A lawyer for an environmental activist convicted of targeting an oil pipeline in North Dakota said he doesn’t think a judge’s decision disallowing the threat of global warming as a defense to justify the crime would be grounds for an appeal.
Defendant Michael Foster, of Seattle, said he has not decided whether to appeal his jury conviction to the North Dakota Supreme Court, and part of him wants “to honor the judge and the jury and their verdict.”
Foster took part in effort on Oct. 11, 2016, to draw attention to climate change by turning off valves on five pipelines that bring Canadian oil south. Foster targeted the Keystone Pipeline in North Dakota. Other activists targeted pipelines in Minnesota, Montana and Washington state.
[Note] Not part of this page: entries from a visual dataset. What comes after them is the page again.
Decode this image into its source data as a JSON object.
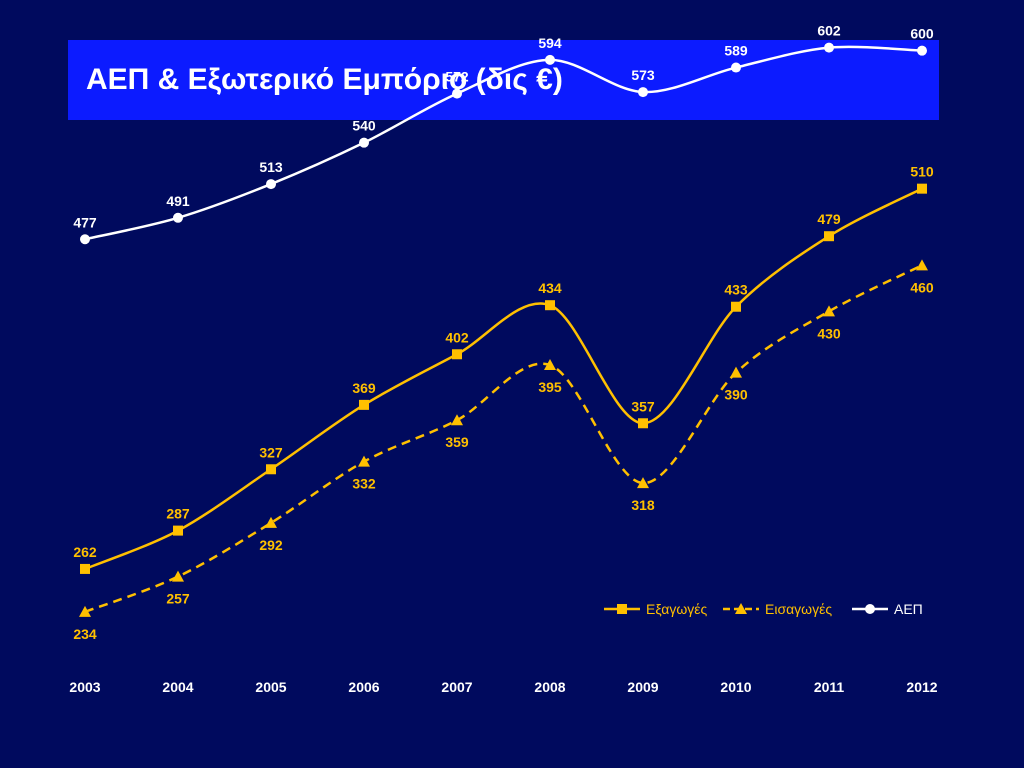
{
  "slide": {
    "title": "ΑΕΠ & Εξωτερικό Εμπόριο (δις €)"
  },
  "colors": {
    "background": "#000a5e",
    "title_bar": "#0c1bff",
    "exports": "#ffc000",
    "imports": "#ffc000",
    "gdp": "#ffffff"
  },
  "chart_data": {
    "type": "line",
    "title": "ΑΕΠ & Εξωτερικό Εμπόριο (δις €)",
    "x": [
      "2003",
      "2004",
      "2005",
      "2006",
      "2007",
      "2008",
      "2009",
      "2010",
      "2011",
      "2012"
    ],
    "ylim": [
      200,
      620
    ],
    "grid": false,
    "legend_position": "bottom-right",
    "series": [
      {
        "name": "Εξαγωγές",
        "key": "exports",
        "marker": "square",
        "dash": "solid",
        "values": [
          262,
          287,
          327,
          369,
          402,
          434,
          357,
          433,
          479,
          510
        ],
        "label_position": "above"
      },
      {
        "name": "Εισαγωγές",
        "key": "imports",
        "marker": "triangle",
        "dash": "dashed",
        "values": [
          234,
          257,
          292,
          332,
          359,
          395,
          318,
          390,
          430,
          460
        ],
        "label_position": "below"
      },
      {
        "name": "ΑΕΠ",
        "key": "gdp",
        "marker": "circle",
        "dash": "solid",
        "values": [
          477,
          491,
          513,
          540,
          572,
          594,
          573,
          589,
          602,
          600
        ],
        "label_position": "above"
      }
    ]
  }
}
A jury in North Dakota’s Pembina County on Friday convicted Foster after a weeklong trial of criminal mischief, criminal trespass and conspiracy. He faces up to 21 years in prison when he’s sentenced Jan. 18. The man who filmed his protest action, Samuel Jessup of Winooski, Vermont, was convicted of conspiracy and faces up to 11 years.
Foster had hoped to use a legal tactic known as the climate necessity defense — justifying a crime by arguing that it prevented a greater harm from happening. Prosecutors objected, saying they didn’t want a trial on global warming.